Metamath Proof Explorer

Theorem riinint

Description: Express a relative indexed intersection as an intersection. (Contributed by Stefan O'Rear, 22-Feb-2015)

Ref Expression
Assertion riinint 
|- ( ( X e. V /\ A. k e. I S C_ X ) -> ( X i^i |^|_ k e. I S ) = |^| ( { X } u. ran ( k e. I |-> S ) ) )

Proof

Step Hyp Ref Expression
1 ssexg 
 |-  ( ( S C_ X /\ X e. V ) -> S e. _V )
2 1 expcom 
 |-  ( X e. V -> ( S C_ X -> S e. _V ) )
3 2 ralimdv 
 |-  ( X e. V -> ( A. k e. I S C_ X -> A. k e. I S e. _V ) )
4 3 imp 
 |-  ( ( X e. V /\ A. k e. I S C_ X ) -> A. k e. I S e. _V )
5 dfiin3g 
 |-  ( A. k e. I S e. _V -> |^|_ k e. I S = |^| ran ( k e. I |-> S ) )
6 4 5 syl 
 |-  ( ( X e. V /\ A. k e. I S C_ X ) -> |^|_ k e. I S = |^| ran ( k e. I |-> S ) )
7 6 ineq2d 
 |-  ( ( X e. V /\ A. k e. I S C_ X ) -> ( X i^i |^|_ k e. I S ) = ( X i^i |^| ran ( k e. I |-> S ) ) )
8 intun 
 |-  |^| ( { X } u. ran ( k e. I |-> S ) ) = ( |^| { X } i^i |^| ran ( k e.

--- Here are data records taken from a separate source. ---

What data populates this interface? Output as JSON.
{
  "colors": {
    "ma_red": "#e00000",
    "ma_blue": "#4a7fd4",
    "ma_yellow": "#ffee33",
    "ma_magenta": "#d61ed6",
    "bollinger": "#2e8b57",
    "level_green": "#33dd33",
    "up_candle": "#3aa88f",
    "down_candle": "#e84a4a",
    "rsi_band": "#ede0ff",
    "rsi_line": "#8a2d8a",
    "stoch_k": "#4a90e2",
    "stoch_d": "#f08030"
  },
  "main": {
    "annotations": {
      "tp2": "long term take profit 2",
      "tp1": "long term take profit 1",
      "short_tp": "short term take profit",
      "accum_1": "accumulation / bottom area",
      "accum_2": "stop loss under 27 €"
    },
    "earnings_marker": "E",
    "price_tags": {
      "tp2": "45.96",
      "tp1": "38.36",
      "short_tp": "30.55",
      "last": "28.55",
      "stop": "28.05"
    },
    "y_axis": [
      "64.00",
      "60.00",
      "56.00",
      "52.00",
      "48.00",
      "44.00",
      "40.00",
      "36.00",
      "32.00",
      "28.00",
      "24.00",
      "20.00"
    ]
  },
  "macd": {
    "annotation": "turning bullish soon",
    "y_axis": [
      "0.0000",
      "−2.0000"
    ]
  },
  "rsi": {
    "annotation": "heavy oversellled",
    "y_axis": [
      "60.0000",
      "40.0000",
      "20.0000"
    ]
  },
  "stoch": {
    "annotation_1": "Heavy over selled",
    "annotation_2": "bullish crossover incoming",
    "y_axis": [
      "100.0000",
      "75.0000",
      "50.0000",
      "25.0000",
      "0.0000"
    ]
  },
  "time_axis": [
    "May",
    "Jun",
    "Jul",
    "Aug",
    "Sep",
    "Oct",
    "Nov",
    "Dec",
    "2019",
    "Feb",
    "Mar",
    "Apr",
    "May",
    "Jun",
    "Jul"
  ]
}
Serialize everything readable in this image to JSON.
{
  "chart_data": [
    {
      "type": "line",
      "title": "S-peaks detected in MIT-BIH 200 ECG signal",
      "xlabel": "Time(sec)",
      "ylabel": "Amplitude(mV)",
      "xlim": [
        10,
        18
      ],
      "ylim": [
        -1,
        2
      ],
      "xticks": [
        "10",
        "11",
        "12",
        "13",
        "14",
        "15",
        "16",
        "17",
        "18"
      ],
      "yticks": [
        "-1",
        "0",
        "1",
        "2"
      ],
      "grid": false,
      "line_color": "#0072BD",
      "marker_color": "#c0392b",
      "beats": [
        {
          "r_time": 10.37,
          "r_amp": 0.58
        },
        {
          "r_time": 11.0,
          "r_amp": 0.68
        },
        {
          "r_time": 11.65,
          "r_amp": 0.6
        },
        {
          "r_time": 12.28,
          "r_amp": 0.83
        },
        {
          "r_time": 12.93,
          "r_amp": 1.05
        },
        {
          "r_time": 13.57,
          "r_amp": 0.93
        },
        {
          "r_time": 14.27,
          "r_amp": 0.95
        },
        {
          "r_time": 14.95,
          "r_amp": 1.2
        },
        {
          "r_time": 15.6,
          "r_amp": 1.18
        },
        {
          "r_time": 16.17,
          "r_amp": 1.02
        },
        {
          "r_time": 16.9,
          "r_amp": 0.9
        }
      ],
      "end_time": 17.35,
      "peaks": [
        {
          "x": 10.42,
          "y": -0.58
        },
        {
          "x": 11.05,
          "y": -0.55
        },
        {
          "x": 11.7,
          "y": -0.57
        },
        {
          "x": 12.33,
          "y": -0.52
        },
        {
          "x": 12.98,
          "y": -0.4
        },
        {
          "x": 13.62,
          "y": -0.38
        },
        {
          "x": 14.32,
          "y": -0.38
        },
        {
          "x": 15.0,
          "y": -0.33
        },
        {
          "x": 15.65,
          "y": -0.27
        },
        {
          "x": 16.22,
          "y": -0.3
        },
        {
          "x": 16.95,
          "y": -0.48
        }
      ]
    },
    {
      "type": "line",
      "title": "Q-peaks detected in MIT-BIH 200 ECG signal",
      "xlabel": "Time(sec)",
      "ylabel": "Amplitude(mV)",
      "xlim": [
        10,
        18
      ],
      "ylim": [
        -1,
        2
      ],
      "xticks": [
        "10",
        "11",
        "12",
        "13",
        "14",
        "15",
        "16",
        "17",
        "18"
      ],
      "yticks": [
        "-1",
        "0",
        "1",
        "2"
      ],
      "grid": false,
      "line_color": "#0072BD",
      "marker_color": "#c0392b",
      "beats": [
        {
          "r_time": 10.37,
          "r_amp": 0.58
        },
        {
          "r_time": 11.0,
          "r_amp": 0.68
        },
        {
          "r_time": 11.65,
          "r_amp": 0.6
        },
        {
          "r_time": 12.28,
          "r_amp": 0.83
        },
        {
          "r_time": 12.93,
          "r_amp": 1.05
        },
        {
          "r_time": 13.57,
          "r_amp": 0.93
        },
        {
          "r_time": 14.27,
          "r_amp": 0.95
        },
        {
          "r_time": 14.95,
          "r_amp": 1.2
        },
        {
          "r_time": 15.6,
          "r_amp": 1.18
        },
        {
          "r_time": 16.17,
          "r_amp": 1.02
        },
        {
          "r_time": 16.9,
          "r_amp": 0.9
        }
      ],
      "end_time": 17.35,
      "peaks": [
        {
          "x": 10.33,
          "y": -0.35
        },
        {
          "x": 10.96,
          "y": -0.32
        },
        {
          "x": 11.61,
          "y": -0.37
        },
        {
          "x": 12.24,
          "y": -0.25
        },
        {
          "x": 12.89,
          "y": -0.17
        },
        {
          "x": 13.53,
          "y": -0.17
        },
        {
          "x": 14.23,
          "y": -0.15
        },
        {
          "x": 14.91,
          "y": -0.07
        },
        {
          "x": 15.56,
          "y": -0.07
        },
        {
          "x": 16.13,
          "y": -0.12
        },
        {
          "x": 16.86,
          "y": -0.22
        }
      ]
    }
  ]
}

I |-> S ) )
9 intsng 
 |-  ( X e. V -> |^| { X } = X )
10 9 adantr 
 |-  ( ( X e. V /\ A. k e. I S C_ X ) -> |^| { X } = X )
11 10 ineq1d 
 |-  ( ( X e. V /\ A. k e. I S C_ X ) -> ( |^| { X } i^i |^| ran ( k e. I |-> S ) ) = ( X i^i |^| ran ( k e. I |-> S ) ) )
12 8 11 eqtrid 
 |-  ( ( X e. V /\ A. k e. I S C_ X ) -> |^| ( { X } u. ran ( k e. I |-> S ) ) = ( X i^i |^| ran ( k e. I |-> S ) ) )
13 7 12 eqtr4d 
 |-  ( ( X e. V /\ A. k e. I S C_ X ) -> ( X i^i |^|_ k e. I S ) = |^| ( { X } u. ran ( k e. I |-> S ) ) )